Domingo envió a sus hermanos en todas direcciones: a Madrid, Paría, Roma, etc., con una confianza absoluta en el apoyo de la Divina Providencia. La fundación de 60 monasterios son el fruto de estos cuatro años: en Italia, Austria, Hungría y varios países del Este.
Desde luego que, junto con el crecimiento del número de las fundaciones nuevas y con la distancia del primer monasterio, crecieron también los esfuerzos por moderar calladamente el principio de la pobreza. En el largo viaje de inspección, que Domingo realizó en los años de 1218 y 1219, tuvo que constatar que, en algunas partes, las propiedades de sus monjes sobrepasaban notablemente sus necesidades vitales y que sus cofrades llegaban a caballo mientras que él mismo recorría a pie la distancia de Roma a Madrid.

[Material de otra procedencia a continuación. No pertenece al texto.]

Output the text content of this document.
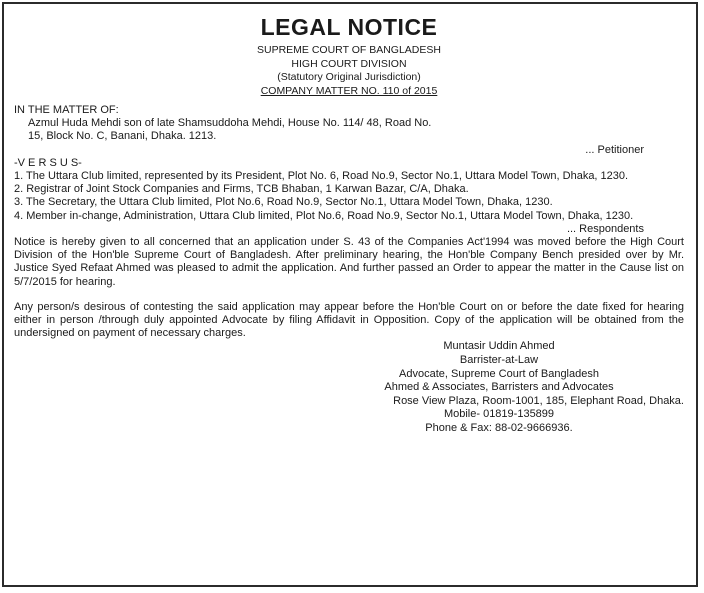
LEGAL NOTICE
SUPREME COURT OF BANGLADESH
HIGH COURT DIVISION
(Statutory Original Jurisdiction)
COMPANY MATTER NO. 110 of 2015
IN THE MATTER OF:
Azmul Huda Mehdi son of late Shamsuddoha Mehdi, House No. 114/ 48, Road No.
15, Block No. C, Banani, Dhaka. 1213.
... Petitioner
-V E R S U S-
1. The Uttara Club limited, represented by its President, Plot No. 6, Road No.9, Sector No.1, Uttara Model Town, Dhaka, 1230.
2. Registrar of Joint Stock Companies and Firms, TCB Bhaban, 1 Karwan Bazar, C/A, Dhaka.
3. The Secretary, the Uttara Club limited, Plot No.6, Road No.9, Sector No.1, Uttara Model Town, Dhaka, 1230.
4. Member in-change, Administration, Uttara Club limited, Plot No.6, Road No.9, Sector No.1, Uttara Model Town, Dhaka, 1230.
... Respondents
Notice is hereby given to all concerned that an application under S. 43 of the Companies Act'1994 was moved before the High Court Division of the Hon'ble Supreme Court of Bangladesh. After preliminary hearing, the Hon'ble Company Bench presided over by Mr. Justice Syed Refaat Ahmed was pleased to admit the application. And further passed an Order to appear the matter in the Cause list on 5/7/2015 for hearing.
Any person/s desirous of contesting the said application may appear before the Hon'ble Court on or before the date fixed for hearing either in person /through duly appointed Advocate by filing Affidavit in Opposition. Copy of the application will be obtained from the undersigned on payment of necessary charges.
Muntasir Uddin Ahmed
Barrister-at-Law
Advocate, Supreme Court of Bangladesh
Ahmed & Associates, Barristers and Advocates
Rose View Plaza, Room-1001, 185, Elephant Road, Dhaka.
Mobile- 01819-135899
Phone & Fax: 88-02-9666936.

El primer Cabildo general en Bolonia, en Pentecostés del año 1220, acabó con esas desviaciones. Todas las propiedades que no pertenecían al terreno del monasterio tuvieron que ser vendidas, los caballos fueron suprimidos y la pobreza fue renovada como piedra angular de la Orden.
Rejuvenecidos espiritualmente de esa manera, fueron capaces los monjes predicadores de romper, con fuerza irresistible, el régimen de terror de los cátaros en Milán: la ciudad de San Ambrosio volvió a ser católica. Su conversión fue el último éxito visible que Domingo logró para la Iglesia.
A la luz de una constante renovación interior, resplandeció en su vida el espíritu de penitencia. Ya los hermanos se habían retirado a descansar, mientras que Domingo permanecía arrodillado largas horas ante el Santísimo Sacramento del altar o castigaba su extenuado cuerpo con rigurosas disciplinas por los pecados ajenos.
Domingo celebraba diariamente el santo Sacrificio de la Misa, lo cual, en aquel entonces, era completamente singular, y cuando descansaba durante sus caminatas, no necesitaba más que cubrir su cabeza con la capucha para abismarse en la más pura contemplación espiritual. El efecto que causaban sus sermones y el poder de su personalidad, hubieran sido imposibles sin esta constante plática con Dios.
La obra del santo estaba casi organizada cuando, el 6 de agosto de 1221, Domingo murió. Solamente trece años después fue canonizado.
“La presentación del mensaje evangélico no constituye para la Iglesia una tarea de orden facultativo: está de por medio el deber que le incumbe, por mandato del Señor, con vistas a que los hombres crean y se salven. Sí, este mensaje es necesario. Es único. De ningún modo podría ser reemplazado. No admite indiferencia, ni sectarismo, ni acomodos. Representa la belleza de la Revelación”. E.N., n. 5.